Benjamin Netanyahu to Give Donald Trump Five Alternatives to Iran Deal

Israeli Prime Minister Benjamin Netanyahu
Israeli Prime Minister Benjamin Netanyahu (C) chairs the weekly cabinet meeting at his office, Jerusalem, December 11. The Israeli leader told CBS' 60 Minutes that he will give President-elect Trump five alternatives to the current Iran nuclear deal. Abir Sultan/AFP/Getty

Israeli Prime Minister Benjamin Netanyahu said Sunday he would work with U.S. President-elect Donald Trump to unravel the Iranian nuclear deal negotiated by the Barack Obama administration and other world powers in July 2015.

The Israeli leader, in an interview with CBS's 60 Minutes that aired Sunday night, added that there were "various ways of undoing" the agreement that he has railed against and which he called a "historic mistake for the world" after its signing.

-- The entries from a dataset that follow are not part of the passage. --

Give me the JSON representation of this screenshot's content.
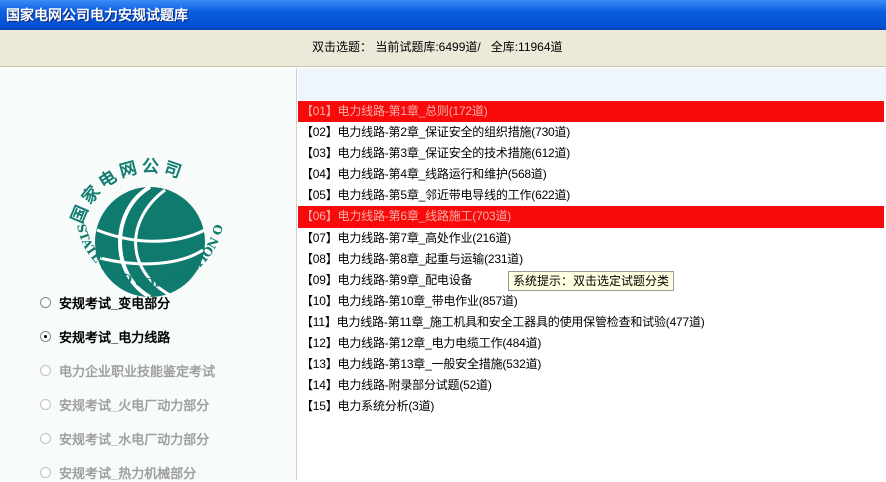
{
  "window": {
    "title": "国家电网公司电力安规试题库"
  },
  "toolbar": {
    "stats": "双击选题： 当前试题库:6499道/   全库:11964道"
  },
  "logo": {
    "cn": "国家电网公司",
    "en": "STATE GRID CORPORATION OF CHINA",
    "color": "#0f7a6e"
  },
  "categories": [
    {
      "label": "安规考试_变电部分",
      "checked": false,
      "enabled": true
    },
    {
      "label": "安规考试_电力线路",
      "checked": true,
      "enabled": true
    },
    {
      "label": "电力企业职业技能鉴定考试",
      "checked": false,
      "enabled": false
    },
    {
      "label": "安规考试_火电厂动力部分",
      "checked": false,
      "enabled": false
    },
    {
      "label": "安规考试_水电厂动力部分",
      "checked": false,
      "enabled": false
    },
    {
      "label": "安规考试_热力机械部分",
      "checked": false,
      "enabled": false
    }
  ],
  "chapters": [
    {
      "label": "【01】电力线路-第1章_总则(172道)",
      "selected": true
    },
    {
      "label": "【02】电力线路-第2章_保证安全的组织措施(730道)",
      "selected": false
    },
    {
      "label": "【03】电力线路-第3章_保证安全的技术措施(612道)",
      "selected": false
    },
    {
      "label": "【04】电力线路-第4章_线路运行和维护(568道)",
      "selected": false
    },
    {
      "label": "【05】电力线路-第5章_邻近带电导线的工作(622道)",
      "selected": false
    },
    {
      "label": "【06】电力线路-第6章_线路施工(703道)",
      "selected": true
    },
    {
      "label": "【07】电力线路-第7章_高处作业(216道)",
      "selected": false
    },
    {
      "label": "【08】电力线路-第8章_起重与运输(231道)",
      "selected": false
    },
    {
      "label": "【09】电力线路-第9章_配电设备",
      "selected": false
    },
    {
      "label": "【10】电力线路-第10章_带电作业(857道)",
      "selected": false
    },
    {
      "label": "【11】电力线路-第11章_施工机具和安全工器具的使用保管检查和试验(477道)",
      "selected": false
    },
    {
      "label": "【12】电力线路-第12章_电力电缆工作(484道)",
      "selected": false
    },
    {
      "label": "【13】电力线路-第13章_一般安全措施(532道)",
      "selected": false
    },
    {
      "label": "【14】电力线路-附录部分试题(52道)",
      "selected": false
    },
    {
      "label": "【15】电力系统分析(3道)",
      "selected": false
    }
  ],
  "tooltip": "系统提示：双击选定试题分类"
}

Netanyahu said he had five proposals that Trump could seek to implement in place of the current nuclear agreement, which sought to peg back Iran's nuclear program in return for the lifting of crippling sanctions on the Islamic Republic's economy. Trump has been a harsh critic of the agreement.

"I have about five things in my mind," Netanyahu said, without going into details. He also admitted to "differences of opinion" with Obama over Iran, as already evidenced by Netanyahu's March 2015 trip to lobby both sides of the U.S. Congress on the Iran deal before it was signed, breaking diplomatic protocol as it was without an invitation from Obama.

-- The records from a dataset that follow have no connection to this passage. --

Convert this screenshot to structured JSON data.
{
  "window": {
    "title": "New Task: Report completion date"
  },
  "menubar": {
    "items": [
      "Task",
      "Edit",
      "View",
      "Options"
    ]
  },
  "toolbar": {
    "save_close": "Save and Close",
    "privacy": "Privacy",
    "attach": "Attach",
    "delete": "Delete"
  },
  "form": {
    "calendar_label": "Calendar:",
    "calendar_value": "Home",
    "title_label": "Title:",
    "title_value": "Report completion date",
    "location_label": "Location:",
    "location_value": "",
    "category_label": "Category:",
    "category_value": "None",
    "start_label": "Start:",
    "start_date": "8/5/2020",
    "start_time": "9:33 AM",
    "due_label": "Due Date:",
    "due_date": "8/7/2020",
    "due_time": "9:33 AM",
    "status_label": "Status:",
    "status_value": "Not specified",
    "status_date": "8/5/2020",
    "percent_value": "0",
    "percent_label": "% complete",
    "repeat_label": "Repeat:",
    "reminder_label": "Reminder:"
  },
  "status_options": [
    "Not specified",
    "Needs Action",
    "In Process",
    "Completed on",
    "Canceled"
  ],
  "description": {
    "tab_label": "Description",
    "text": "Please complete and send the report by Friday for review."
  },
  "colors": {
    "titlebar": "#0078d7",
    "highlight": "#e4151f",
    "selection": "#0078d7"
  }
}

Iran's conservative leadership regularly threatens Israel with destruction and supports groups that seek to attack and have attacked Israel, including Lebanese Shiite militant group Hezbollah and the Palestinian Sunni militant group Hamas. Israel fears that Iranian moves towards a nuclear weapon, or an agreement that gives Iran back billions in funds, would threaten its national security.

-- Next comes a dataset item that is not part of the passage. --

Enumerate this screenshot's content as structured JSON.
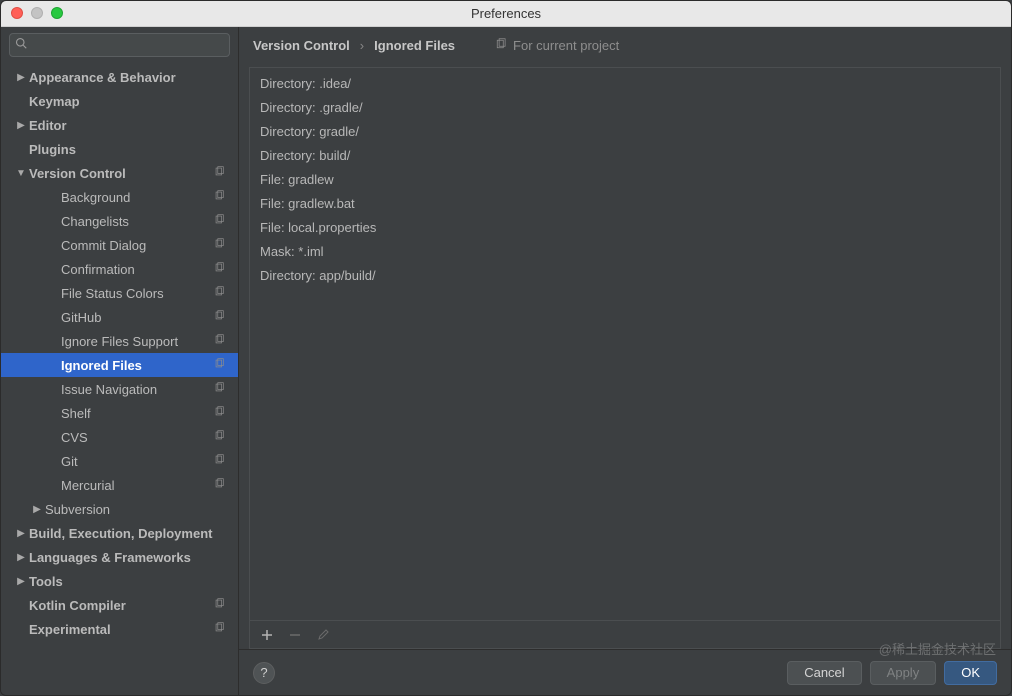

On the presidential campaign trail, Trump pledged to destroy the deal if he secured the presidency, calling the agreement one of "the worst deals ever made by any country in history." He has also criticized the amount of money that could be returned to the Iranian government under the agreement. In March, he said that "we give them $150 billion, we get nothing."

The president-elect warned in September that the deal is "going to destroy Israel—unless I get elected. Then Israel will be just fine." But some figures in the U.S. security elite have criticized Trump's intentions. CIA chief John Brennan warned last month that ripping up the nuclear agreement with Iran would be the "height of folly."

Netanyahu also appeared to suggest that accusations of anti-Semitism among some of Trump's supporters was not incited by the future U.S. president.

"I know Donald Trump," Netanyahu said. "He feels very warmly about the Jewish state, about the Jewish people… there's no question about that."